2016 yılında Karaağaç kampüsünün binalarından bir tanesi “Millî Mücadele ve Lozan Müzesi”ne dönüştürüldü. İlk katı askeri ve diplomatik belgeler, fotoğraflar ve eserler ile Trakya’da Milli Mücadele’ye katılan yerel komutanların biyografilerine yer verir. İkinci kat ise genel olarak Lozan müzakerelerine adanmıştır.
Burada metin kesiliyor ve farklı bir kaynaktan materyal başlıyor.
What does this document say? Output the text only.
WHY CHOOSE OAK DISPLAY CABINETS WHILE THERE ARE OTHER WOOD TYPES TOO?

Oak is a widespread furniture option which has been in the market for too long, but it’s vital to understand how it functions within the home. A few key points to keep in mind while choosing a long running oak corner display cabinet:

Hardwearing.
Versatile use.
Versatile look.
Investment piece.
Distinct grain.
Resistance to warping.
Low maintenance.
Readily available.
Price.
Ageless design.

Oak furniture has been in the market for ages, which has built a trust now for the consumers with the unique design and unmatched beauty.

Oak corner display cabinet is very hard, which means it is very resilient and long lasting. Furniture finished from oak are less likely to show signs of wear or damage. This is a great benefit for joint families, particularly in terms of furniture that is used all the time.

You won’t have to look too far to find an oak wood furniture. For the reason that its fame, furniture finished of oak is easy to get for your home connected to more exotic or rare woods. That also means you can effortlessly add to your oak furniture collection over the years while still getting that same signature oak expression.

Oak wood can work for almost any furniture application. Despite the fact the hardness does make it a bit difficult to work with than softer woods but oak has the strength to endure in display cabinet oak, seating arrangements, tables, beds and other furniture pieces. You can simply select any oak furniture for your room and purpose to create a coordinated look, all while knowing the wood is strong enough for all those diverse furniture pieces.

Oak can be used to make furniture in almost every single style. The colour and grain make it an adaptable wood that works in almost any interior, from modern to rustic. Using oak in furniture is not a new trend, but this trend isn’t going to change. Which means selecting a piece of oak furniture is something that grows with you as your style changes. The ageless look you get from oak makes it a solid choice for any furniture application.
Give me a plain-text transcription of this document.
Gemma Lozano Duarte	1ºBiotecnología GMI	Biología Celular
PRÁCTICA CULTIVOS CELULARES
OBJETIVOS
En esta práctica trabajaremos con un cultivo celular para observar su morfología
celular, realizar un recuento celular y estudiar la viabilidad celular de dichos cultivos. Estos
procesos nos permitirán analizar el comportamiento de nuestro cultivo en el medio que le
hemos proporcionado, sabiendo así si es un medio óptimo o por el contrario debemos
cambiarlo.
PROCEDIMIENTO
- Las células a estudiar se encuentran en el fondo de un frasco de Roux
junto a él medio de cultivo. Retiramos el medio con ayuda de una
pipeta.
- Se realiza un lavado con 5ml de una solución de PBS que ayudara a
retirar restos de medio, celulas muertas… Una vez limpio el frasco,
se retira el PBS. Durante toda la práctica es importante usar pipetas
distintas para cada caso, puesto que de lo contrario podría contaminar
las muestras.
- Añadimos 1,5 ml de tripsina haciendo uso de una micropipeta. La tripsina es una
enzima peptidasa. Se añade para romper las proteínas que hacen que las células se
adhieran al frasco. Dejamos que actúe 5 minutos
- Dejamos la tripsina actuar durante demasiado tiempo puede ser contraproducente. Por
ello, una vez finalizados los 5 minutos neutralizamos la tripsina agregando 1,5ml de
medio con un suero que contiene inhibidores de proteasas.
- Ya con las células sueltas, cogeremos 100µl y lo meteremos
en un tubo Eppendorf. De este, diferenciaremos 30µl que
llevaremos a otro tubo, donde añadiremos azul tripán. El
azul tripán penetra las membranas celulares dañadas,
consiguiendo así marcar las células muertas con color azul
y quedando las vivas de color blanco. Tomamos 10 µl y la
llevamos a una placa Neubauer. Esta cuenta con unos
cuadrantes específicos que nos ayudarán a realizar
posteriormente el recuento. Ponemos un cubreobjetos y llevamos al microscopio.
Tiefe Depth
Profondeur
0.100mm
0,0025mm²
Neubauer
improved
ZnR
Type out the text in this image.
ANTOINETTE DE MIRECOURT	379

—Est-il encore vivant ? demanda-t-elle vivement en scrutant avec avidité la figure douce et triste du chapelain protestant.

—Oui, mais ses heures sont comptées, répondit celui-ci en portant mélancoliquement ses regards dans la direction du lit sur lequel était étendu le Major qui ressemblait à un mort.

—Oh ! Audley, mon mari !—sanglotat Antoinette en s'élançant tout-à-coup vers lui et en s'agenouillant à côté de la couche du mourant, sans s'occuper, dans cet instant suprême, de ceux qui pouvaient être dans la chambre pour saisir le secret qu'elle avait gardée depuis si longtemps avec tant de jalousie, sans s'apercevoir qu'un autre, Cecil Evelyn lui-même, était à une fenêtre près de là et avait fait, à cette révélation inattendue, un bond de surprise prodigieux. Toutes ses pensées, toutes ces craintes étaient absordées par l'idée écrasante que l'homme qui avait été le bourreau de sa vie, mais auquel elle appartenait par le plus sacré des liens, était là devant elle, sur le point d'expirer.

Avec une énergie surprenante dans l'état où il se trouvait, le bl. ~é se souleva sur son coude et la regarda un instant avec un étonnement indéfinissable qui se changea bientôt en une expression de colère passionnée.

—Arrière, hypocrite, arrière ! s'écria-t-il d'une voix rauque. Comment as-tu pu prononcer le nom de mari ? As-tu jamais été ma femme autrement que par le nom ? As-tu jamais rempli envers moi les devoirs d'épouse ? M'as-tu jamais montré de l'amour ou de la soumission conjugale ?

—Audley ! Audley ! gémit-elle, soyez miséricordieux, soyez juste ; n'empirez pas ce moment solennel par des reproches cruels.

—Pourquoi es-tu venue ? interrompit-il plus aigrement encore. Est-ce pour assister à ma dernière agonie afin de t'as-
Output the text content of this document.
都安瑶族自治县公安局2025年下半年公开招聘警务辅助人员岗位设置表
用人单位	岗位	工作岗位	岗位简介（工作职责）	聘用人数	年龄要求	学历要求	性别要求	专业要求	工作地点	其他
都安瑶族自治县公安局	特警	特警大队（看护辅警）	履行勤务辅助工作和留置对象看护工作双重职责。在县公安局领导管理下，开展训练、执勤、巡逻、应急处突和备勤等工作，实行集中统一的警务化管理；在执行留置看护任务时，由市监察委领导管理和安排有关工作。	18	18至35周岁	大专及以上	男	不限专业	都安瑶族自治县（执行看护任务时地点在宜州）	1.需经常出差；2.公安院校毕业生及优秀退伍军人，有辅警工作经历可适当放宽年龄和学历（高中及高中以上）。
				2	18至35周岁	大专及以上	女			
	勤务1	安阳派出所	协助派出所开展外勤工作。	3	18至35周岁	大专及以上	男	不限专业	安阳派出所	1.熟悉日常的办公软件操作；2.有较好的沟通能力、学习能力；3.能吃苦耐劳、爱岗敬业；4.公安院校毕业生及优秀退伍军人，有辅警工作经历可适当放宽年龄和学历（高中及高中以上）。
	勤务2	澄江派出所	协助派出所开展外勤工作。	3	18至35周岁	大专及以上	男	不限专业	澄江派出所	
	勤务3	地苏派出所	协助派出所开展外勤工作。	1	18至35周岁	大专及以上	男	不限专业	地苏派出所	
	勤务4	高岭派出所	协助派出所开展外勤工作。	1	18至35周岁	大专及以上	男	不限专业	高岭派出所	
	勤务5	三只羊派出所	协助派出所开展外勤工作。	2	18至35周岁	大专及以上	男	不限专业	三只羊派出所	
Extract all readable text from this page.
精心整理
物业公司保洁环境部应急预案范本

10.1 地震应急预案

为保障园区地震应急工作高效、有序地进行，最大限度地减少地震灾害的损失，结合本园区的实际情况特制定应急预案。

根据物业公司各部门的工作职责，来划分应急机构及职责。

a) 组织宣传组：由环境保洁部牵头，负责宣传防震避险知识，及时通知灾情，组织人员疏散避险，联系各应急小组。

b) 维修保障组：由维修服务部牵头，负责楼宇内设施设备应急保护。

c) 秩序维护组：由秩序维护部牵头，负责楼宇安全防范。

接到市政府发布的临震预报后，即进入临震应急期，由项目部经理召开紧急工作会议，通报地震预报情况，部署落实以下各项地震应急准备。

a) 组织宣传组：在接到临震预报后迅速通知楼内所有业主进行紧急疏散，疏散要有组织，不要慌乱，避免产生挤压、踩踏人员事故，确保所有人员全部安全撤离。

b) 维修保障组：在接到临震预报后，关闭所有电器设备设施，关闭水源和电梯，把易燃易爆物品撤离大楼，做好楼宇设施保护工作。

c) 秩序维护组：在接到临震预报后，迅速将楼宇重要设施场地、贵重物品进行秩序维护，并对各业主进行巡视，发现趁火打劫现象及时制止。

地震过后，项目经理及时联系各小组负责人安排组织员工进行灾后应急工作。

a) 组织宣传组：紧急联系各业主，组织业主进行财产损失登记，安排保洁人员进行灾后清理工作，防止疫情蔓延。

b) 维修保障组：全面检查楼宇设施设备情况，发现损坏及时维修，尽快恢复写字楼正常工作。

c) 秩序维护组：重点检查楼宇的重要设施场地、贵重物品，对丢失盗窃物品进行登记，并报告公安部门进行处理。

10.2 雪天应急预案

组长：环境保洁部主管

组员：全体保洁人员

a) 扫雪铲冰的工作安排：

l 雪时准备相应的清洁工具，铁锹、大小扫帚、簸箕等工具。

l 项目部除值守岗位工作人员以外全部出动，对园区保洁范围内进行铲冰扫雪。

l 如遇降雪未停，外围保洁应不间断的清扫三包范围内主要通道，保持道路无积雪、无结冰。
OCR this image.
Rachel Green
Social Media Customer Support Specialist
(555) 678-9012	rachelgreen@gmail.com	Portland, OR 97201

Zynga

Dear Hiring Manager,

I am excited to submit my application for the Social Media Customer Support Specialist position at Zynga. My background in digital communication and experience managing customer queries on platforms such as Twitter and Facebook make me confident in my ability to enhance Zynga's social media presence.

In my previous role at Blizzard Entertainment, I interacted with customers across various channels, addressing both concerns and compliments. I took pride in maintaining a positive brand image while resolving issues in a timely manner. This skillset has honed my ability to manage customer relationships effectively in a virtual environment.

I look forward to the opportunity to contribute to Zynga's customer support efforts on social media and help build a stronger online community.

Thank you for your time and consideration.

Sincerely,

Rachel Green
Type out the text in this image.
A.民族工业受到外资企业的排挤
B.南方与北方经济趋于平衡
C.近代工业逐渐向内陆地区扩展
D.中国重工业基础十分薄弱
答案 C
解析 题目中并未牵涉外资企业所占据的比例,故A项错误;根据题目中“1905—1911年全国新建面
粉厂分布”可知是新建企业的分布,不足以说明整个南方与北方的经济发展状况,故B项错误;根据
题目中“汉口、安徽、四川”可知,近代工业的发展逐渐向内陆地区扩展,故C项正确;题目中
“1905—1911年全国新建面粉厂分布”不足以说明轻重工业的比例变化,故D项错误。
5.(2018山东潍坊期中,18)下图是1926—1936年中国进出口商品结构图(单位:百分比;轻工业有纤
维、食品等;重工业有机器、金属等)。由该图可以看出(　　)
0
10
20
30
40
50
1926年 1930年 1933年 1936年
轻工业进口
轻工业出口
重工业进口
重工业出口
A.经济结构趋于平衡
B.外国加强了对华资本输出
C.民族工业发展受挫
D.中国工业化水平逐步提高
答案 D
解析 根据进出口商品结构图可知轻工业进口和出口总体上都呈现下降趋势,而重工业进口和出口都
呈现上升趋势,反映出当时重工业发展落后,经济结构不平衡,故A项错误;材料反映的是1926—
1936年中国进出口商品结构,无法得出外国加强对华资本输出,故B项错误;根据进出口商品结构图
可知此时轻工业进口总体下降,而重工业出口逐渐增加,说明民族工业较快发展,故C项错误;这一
Müze girişindeki tabelanın da belirttiği gibi, müze genç nesli atalarının çektikleri sıkıntılar hakkında bilgilendirmek amacı taşımaktadır.

Türkiye’nin en batı noktasındaki eski tren istasyonu, Lozan Anıtı ve Lozan Müzesi, ulus devletin “değişken görüntüsünü” temsil eder. Bu değişken görüntü Trakya’da yerel ötesi bağların tarihe karışmasını ve iki toplumun bir arada yaşadığı zamanların artık yavaş yavaş hafızalardan silinen bir masala dönüşmesini temsil eden “yitirilmiş topraklar” anlatısını simgeler. Sınır ilçesinin rutin günlük yaşantısında bugünün Karaağaç Kampüsü yeni evlenen ve fotojenik bir arka plan arayan çiftleri kucakladığı gibi Yunanca dahil birçok dilde tutulan dilekleri dinleyen bir dilek ağacına ev sahipliği ediyor ve aynı zamanda İsmet İnönü’nün büstü ile selfie çekmeye gelen bazı Yunan misafirleri ağırlıyor. Tüm bunlar belki de hatırlama eyleminin bazen hiç tahmin edemeyeceğimiz yüzleriyle yeniden hayat bulabileceğini gösteriyor.